Three years ago, President Obama spoke at the National Academy of Sciences in Washington, D.C., and called upon American scientists and engineers to work more closely with the international science community, even as he committed to boosting investment in domestic science and technology to new heights. That call for international collaboration resonated with U.S. researchers and research institutions for a number of reasons.
First, as the President noted, science, technology, and innovation often proceed more rapidly when creative minds from varied backgrounds share their insights. Second, especially in these economically trying times, more can be done when costs and risks are broadly shared. And third, a growing number of the challenges being addressed by science and technology—energy independence, better healthcare at lower cost, and improved food security, among others—are global in character.
Yet international collaboration poses unique challenges. Among the most important is the uneven commitment among nations to the highest standards of “merit review”—the gold-standard practice by which research proposals are judged by researchers’ peers to determine in a fair and evidence-based manner whether those proposals are worthy.
Without merit review, science funding is ever at risk of falling prey to social biases or political agendas. Experts simply can’t be beat when it comes to assessing the likelihood that a proposed experiment will deliver the intellectual and material goods it promises.

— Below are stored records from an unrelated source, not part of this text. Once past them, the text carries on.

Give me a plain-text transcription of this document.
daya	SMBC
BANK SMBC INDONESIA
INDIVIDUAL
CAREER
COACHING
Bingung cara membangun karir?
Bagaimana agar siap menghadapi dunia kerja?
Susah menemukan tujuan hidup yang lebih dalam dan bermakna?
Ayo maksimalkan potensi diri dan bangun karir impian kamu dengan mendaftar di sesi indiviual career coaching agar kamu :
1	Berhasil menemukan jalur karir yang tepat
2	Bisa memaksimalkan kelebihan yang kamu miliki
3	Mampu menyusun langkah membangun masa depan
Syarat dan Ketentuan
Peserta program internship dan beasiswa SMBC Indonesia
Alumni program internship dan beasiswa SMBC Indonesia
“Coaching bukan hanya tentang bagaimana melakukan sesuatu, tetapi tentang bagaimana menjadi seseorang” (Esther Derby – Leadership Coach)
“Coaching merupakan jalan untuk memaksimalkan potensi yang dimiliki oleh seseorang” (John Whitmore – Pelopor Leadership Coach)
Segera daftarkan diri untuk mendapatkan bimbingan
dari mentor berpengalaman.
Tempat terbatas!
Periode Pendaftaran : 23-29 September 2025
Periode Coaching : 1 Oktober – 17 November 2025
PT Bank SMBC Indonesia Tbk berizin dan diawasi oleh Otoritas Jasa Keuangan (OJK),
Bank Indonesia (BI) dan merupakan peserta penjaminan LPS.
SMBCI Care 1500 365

That’s why it is so significant that, for the first time ever, the heads of the primary science-funding agencies from nearly 50 countries will gather in Arlington, Va., on May 14 and 15 to craft and release a common set of merit-review principles and to create a Global Research Council to develop additional best practices for collaboration. The six principles they will initially agree to—which assert the essential value of expert assessment, transparency, impartiality, appropriateness, confidentiality, and integrity and ethics—are critical to putting the global research enterprise on a shared foundation that will not only enhance the quality of science but also bolster public trust in that science.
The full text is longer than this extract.